Note the "t" on the end - this is the "sticky" bit. It allows users to write to the driectory without stomping on each other. Check out the description at http://www.uwsg.iu.edu/UAU/files/sticky.html.[/u]

----------

## pannag

Hi,

Thanks a lot for your replies.

I changed it to 1777 and that warning does not appear anymore. But 1775 did not work, I donno why! Also, I am wondering what that sticky bit is all about...

Thanks again

Pannag

----------

## pgf

Pannag, check the link I posted above for a good description of the sticky bit. 

1775 does not allow the user to write to their own mail spool, so 1777 is required.

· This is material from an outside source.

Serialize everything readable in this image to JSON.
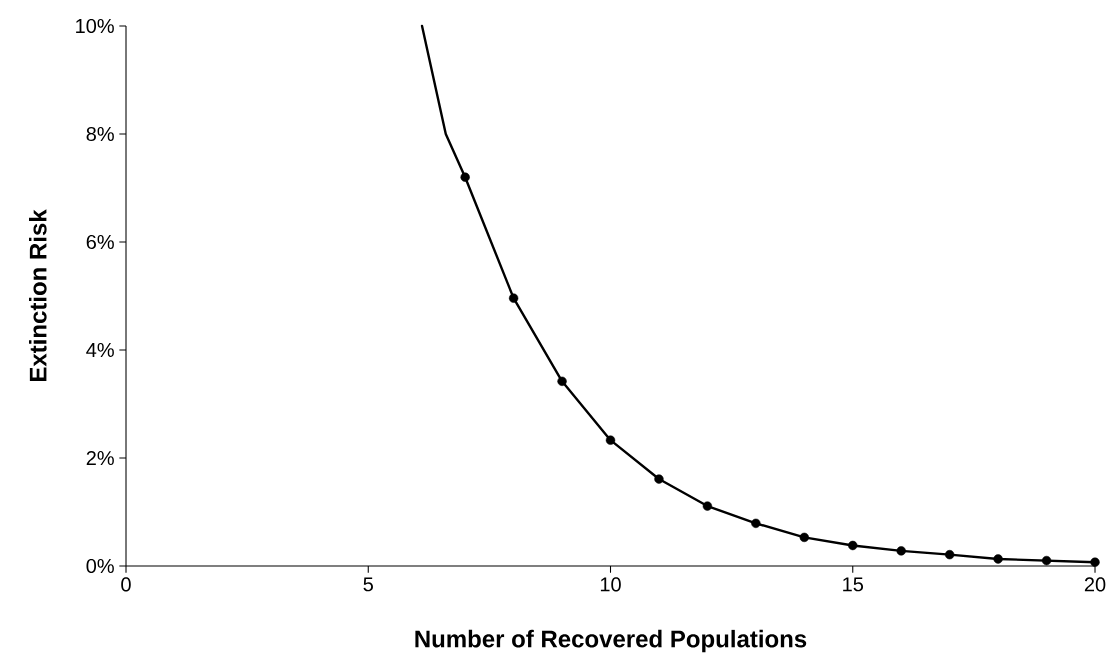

The sticky bit helps restrict access to just the spool file belonging to the individual user.

----------

## gentsquash

pgf thank you for the "sticky" link; a useful reference site.

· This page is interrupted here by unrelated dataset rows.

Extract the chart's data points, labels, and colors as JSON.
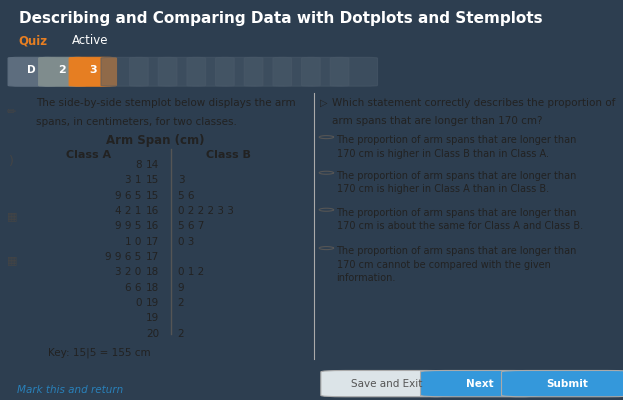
{
  "title": "Describing and Comparing Data with Dotplots and Stemplots",
  "subtitle_quiz": "Quiz",
  "subtitle_active": "Active",
  "bg_color": "#2d3e50",
  "left_text_line1": "The side-by-side stemplot below displays the arm",
  "left_text_line2": "spans, in centimeters, for two classes.",
  "stemplot_title": "Arm Span (cm)",
  "class_a_label": "Class A",
  "class_b_label": "Class B",
  "stems": [
    "14",
    "15",
    "15",
    "16",
    "16",
    "17",
    "17",
    "18",
    "18",
    "19",
    "19",
    "20"
  ],
  "leaves_left": [
    "8",
    "3 1",
    "9 6 5",
    "4 2 1",
    "9 9 5",
    "1 0",
    "9 9 6 5",
    "3 2 0",
    "6 6",
    "0",
    "",
    ""
  ],
  "leaves_right": [
    "",
    "3",
    "5 6",
    "0 2 2 2 3 3",
    "5 6 7",
    "0 3",
    "",
    "0 1 2",
    "9",
    "2",
    "",
    "2"
  ],
  "key_text": "Key: 15|5 = 155 cm",
  "right_question_line1": "Which statement correctly describes the proportion of",
  "right_question_line2": "arm spans that are longer than 170 cm?",
  "options": [
    "The proportion of arm spans that are longer than\n170 cm is higher in Class B than in Class A.",
    "The proportion of arm spans that are longer than\n170 cm is higher in Class A than in Class B.",
    "The proportion of arm spans that are longer than\n170 cm is about the same for Class A and Class B.",
    "The proportion of arm spans that are longer than\n170 cm cannot be compared with the given\ninformation."
  ],
  "button_save": "Save and Exit",
  "button_next": "Next",
  "button_submit": "Submit",
  "link_text": "Mark this and return",
  "header_bg": "#2d3e50",
  "content_bg": "#dce4e8",
  "tab1_color": "#5d6d7e",
  "tab2_color": "#7f8c8d",
  "tab3_color": "#e67e22",
  "tab_dim_color": "#4a5a6a",
  "left_strip_color": "#c8d4db",
  "divider_color": "#aaaaaa",
  "text_color": "#222222",
  "link_color": "#2980b9",
  "btn_save_bg": "#dce4e8",
  "btn_save_fg": "#555555",
  "btn_next_bg": "#3498db",
  "btn_fg": "#ffffff",
  "btn_submit_bg": "#3498db",
  "radio_color": "#555555",
  "stem_line_color": "#555555"
}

pannag, if you feel that your problem is [SOLVED], 

would you consider marking it as such?  Only you can edit the

title of the first post in the thread.

----------

## pannag

Thanks gentsquash.

I have changed the subject of my first post. 

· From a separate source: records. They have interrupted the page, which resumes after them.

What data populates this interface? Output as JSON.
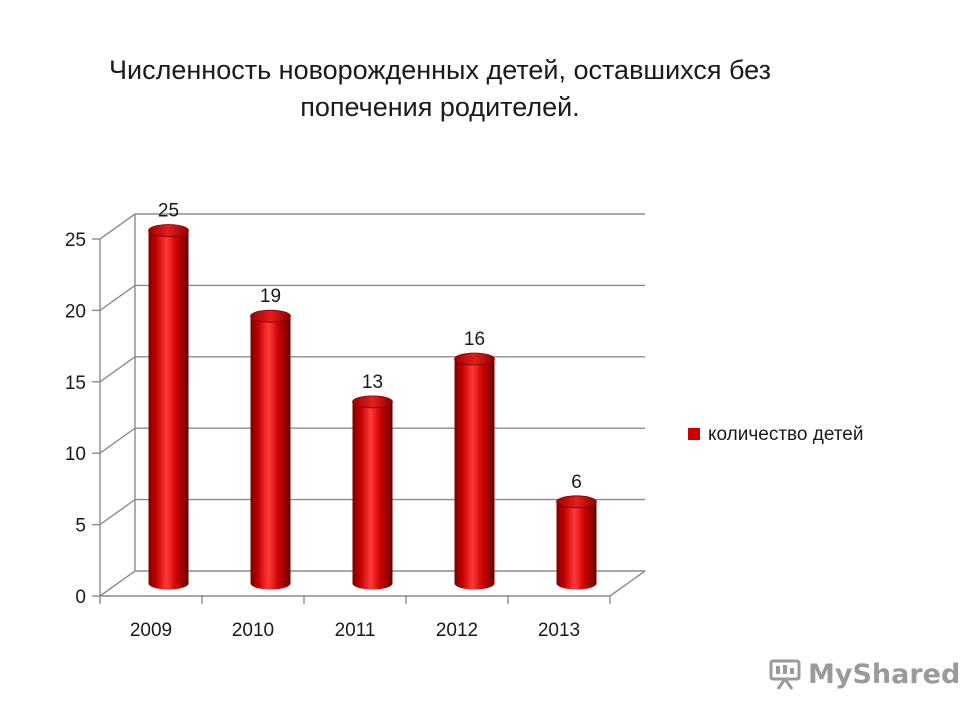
{
  "chart_data": {
    "type": "bar",
    "title_lines": [
      "Численность новорожденных детей, оставшихся без",
      "попечения родителей."
    ],
    "categories": [
      "2009",
      "2010",
      "2011",
      "2012",
      "2013"
    ],
    "series": [
      {
        "name": "количество детей",
        "values": [
          25,
          19,
          13,
          16,
          6
        ],
        "color": "#cc0000"
      }
    ],
    "data_labels": [
      "25",
      "19",
      "13",
      "16",
      "6"
    ],
    "y_ticks": [
      "0",
      "5",
      "10",
      "15",
      "20",
      "25"
    ],
    "ylim": [
      0,
      25
    ],
    "grid": true,
    "legend_position": "right",
    "bar_shape": "cylinder-3d"
  },
  "watermark": {
    "text": "MyShared",
    "icon": "presentation-board-icon",
    "color": "#9a9a9a"
  }
}
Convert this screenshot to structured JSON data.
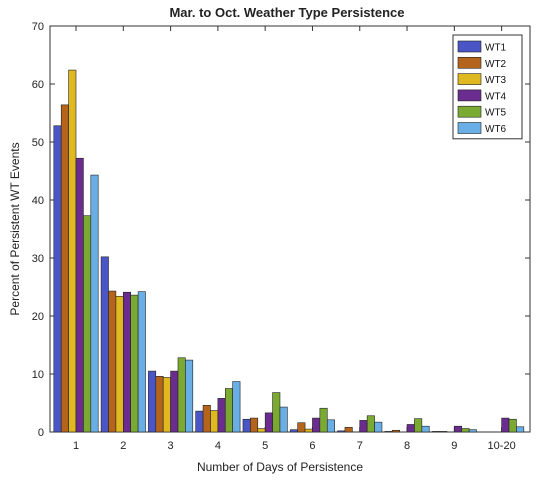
{
  "chart_data": {
    "type": "bar",
    "title": "Mar. to Oct. Weather Type Persistence",
    "xlabel": "Number of Days of Persistence",
    "ylabel": "Percent of Persistent WT Events",
    "categories": [
      "1",
      "2",
      "3",
      "4",
      "5",
      "6",
      "7",
      "8",
      "9",
      "10-20"
    ],
    "ylim": [
      0,
      70
    ],
    "yticks": [
      0,
      10,
      20,
      30,
      40,
      50,
      60,
      70
    ],
    "grid": false,
    "legend_position": "top-right",
    "series": [
      {
        "name": "WT1",
        "color": "#4a56c6",
        "values": [
          52.8,
          30.2,
          10.5,
          3.6,
          2.2,
          0.4,
          0.2,
          0.1,
          0.1,
          0.0
        ]
      },
      {
        "name": "WT2",
        "color": "#b5641c",
        "values": [
          56.4,
          24.3,
          9.6,
          4.6,
          2.4,
          1.6,
          0.8,
          0.3,
          0.1,
          0.0
        ]
      },
      {
        "name": "WT3",
        "color": "#e0b820",
        "values": [
          62.4,
          23.4,
          9.4,
          3.7,
          0.6,
          0.5,
          0.0,
          0.0,
          0.0,
          0.0
        ]
      },
      {
        "name": "WT4",
        "color": "#6a2c8e",
        "values": [
          47.2,
          24.1,
          10.5,
          5.8,
          3.3,
          2.4,
          2.0,
          1.3,
          1.0,
          2.4
        ]
      },
      {
        "name": "WT5",
        "color": "#7aaa32",
        "values": [
          37.3,
          23.6,
          12.8,
          7.5,
          6.8,
          4.1,
          2.8,
          2.3,
          0.6,
          2.2
        ]
      },
      {
        "name": "WT6",
        "color": "#6aaee6",
        "values": [
          44.3,
          24.2,
          12.4,
          8.7,
          4.3,
          2.1,
          1.7,
          1.0,
          0.4,
          0.9
        ]
      }
    ]
  }
}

Do I need to mark the issue as solved formally somewhere?

Pannag

----------

## gentsquash

Nope, that's fine.  Gotta love these forums...

----------

## gnuageux

Ive always prefered the [solved] some topic but whatever

----------

## gentsquash

Me too, but I appreciate it just being marked at all.  The

majority of the time it isn't.

In terms of his "formally" question: Would it be worthwhile that

GentooForum thread-titles have options like Buzilla has; "closed",

"re-opened", "solved"...

----------